Söyleşiye başlamadan evvel önce rahatsızlığı ile bilgi aktardı İYİ Parti Genel Başkanı.
Doktor, kalp ritmi bozukluğu olarak bilinen “taşikardi” teşhisi koymuş.
Şu an gayet iyi ancak azami dikkat etmesini tembih etmiş.
Yaptığı iş, konum göz önüne alındığında nasıl olacak bilmiyorum ama bana zor geldi. Çünkü: “Mümkün olduğunca gerilmeyecek, sinirlenmeyecek ve üzülmeyeceksiniz” demiş.
Bu arada bence söz konusu rahatsızlığı yaşamasının sebebi de son zamanlarda siyasette yaşadığı gerginliklerden kaynaklı.
Çünkü "taşikardi" denilen rahatsızlık birdenbire ortaya çıkan bir rahatsızlık ise altında yatan sebep gerginlik, sinir bozukluğu velhasıl psikolojiktir.
O demedi ama yaptığımız söyleşide mevzu oraya geldiğinde konuşurken yüz ifadesinden, kullandığı bazı cümlelerden İBB Başkanı Ekrem İmamoğlu’na verilen ceza ile başlayan Saraçhane ve sonrası yaşanan sürecin Meral Hanım’ı çok kırdığı, incittiği belli oluyordu.
Neyse ama yaşadıkları onu çok üzse de profesyonellikten kopmadan siyasetin ona yüklediği sorumluluğu hakkıyla yerine getirmeye çalışıyor Akşener.
Gelelim şimdi Diyarbakır Kongresi'ne…
Şehirde gezmedi. Miting yapmadı. Hatta biz de kendisini kongrenin yapıldığı salonda ilk kez gördük. O nedenle "Diyarbakır Halkı nasıl karşıladı, nasıl tepki gösterdi?" bir yorum yapmam mümkün değil.
Ancak salon doluydu ve çok enteresan ama kadınlar çoğunluktaydı
Planlıydı bence bu çünkü şöyle bir şey öğrendim; Diyarbakır Plakası malumunuz 21. ve o gün ayın 21 idi.
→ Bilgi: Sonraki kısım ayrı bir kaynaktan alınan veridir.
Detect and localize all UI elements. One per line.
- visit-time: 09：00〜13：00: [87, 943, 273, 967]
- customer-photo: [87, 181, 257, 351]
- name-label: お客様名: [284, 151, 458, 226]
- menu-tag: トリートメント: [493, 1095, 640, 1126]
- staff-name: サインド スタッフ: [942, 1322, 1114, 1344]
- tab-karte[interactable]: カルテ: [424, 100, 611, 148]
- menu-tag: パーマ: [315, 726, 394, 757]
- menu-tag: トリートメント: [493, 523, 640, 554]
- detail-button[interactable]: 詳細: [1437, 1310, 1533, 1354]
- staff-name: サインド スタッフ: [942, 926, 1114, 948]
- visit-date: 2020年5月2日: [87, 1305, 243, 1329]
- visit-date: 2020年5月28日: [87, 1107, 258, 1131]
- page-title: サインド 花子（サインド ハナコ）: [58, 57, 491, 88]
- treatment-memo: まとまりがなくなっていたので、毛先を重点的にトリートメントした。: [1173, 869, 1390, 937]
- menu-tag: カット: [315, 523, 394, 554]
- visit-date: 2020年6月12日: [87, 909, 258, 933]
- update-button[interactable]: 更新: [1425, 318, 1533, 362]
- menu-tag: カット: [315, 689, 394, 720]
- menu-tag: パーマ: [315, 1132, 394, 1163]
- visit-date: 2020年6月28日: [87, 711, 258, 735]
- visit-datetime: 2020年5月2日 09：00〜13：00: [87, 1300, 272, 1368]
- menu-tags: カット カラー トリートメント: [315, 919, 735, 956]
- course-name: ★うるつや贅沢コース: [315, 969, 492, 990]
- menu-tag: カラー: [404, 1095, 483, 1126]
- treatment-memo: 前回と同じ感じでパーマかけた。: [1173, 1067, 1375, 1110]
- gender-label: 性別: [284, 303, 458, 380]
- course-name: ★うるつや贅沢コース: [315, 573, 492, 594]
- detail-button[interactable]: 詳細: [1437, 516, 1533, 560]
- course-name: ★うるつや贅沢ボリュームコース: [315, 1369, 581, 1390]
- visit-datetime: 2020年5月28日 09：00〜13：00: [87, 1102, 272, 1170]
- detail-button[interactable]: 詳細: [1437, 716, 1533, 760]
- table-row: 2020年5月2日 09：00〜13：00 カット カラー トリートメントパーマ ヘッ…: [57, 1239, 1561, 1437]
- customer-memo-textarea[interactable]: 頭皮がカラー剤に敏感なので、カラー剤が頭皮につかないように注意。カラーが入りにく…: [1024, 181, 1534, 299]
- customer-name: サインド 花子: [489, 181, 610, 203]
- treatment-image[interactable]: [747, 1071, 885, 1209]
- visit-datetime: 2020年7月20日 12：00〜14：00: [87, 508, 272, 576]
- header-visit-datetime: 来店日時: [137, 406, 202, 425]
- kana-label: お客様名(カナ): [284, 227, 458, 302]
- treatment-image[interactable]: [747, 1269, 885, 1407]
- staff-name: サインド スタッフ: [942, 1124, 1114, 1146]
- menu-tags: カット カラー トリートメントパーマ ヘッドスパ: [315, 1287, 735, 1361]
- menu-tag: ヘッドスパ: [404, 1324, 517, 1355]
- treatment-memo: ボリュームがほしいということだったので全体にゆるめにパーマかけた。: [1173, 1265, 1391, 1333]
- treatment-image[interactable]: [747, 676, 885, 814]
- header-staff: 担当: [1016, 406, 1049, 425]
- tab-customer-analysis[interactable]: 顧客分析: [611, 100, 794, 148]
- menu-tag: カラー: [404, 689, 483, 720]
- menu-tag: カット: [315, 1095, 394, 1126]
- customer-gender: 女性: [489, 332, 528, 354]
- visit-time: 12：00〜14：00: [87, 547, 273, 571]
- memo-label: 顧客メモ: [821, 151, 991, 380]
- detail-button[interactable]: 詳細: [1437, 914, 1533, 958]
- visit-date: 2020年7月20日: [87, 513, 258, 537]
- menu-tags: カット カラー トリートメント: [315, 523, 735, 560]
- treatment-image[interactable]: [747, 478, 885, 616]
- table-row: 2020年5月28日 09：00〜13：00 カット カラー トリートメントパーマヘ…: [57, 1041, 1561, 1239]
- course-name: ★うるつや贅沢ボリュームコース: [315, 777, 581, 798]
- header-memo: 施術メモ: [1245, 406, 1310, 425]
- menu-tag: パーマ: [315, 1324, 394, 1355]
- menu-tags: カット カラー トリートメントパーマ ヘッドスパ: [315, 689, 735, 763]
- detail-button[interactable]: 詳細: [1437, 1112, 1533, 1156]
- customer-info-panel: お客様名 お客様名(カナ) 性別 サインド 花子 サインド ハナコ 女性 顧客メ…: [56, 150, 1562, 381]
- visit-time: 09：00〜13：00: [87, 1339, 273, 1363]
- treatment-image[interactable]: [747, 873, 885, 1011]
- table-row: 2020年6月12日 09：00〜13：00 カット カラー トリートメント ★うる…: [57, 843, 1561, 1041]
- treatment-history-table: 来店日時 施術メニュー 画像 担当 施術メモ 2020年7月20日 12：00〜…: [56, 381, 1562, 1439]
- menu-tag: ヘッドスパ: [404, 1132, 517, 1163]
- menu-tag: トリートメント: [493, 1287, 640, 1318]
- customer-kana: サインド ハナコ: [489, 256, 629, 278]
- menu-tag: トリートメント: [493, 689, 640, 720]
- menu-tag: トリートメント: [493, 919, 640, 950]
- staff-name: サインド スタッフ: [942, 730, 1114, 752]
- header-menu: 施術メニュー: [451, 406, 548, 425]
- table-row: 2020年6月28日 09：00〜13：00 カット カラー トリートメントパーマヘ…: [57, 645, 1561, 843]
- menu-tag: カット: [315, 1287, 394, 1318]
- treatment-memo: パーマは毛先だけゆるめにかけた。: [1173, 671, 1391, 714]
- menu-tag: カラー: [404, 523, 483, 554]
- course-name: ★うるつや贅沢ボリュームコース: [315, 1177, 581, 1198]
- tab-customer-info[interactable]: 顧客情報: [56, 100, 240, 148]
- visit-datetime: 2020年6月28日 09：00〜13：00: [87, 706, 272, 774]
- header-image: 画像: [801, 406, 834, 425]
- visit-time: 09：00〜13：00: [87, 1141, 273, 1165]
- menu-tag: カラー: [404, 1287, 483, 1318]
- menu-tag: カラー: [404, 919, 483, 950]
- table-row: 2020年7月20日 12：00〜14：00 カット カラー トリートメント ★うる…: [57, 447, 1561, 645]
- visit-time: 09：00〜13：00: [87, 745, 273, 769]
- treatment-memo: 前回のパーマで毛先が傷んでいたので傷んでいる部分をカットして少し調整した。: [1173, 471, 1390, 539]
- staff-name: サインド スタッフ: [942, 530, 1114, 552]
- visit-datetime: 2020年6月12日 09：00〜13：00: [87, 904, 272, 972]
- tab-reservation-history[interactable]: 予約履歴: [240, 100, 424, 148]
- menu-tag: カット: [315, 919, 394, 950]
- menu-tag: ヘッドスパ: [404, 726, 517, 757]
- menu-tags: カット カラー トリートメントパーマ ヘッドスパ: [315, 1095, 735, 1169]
Akşener'in koltuk numarası da 21 idi ve oturduğu o koltuğun olduğu blok tümüyle Diyarbakırlı kadınlara ayrılmıştı.
Ben de o konuşurken onların arasında oturdum bile/isteye.
Çünkü tepkilerini, Akşener konuşurken verecekleri reaksiyonu, ifadelerini yakından gözlemlemek istedim.
Şansa yanına oturduklarımdan biri hiç Türkçe bilmiyordu.
Yanında oturan küçük bir kız çocuğu tercümanlık yaptı bize.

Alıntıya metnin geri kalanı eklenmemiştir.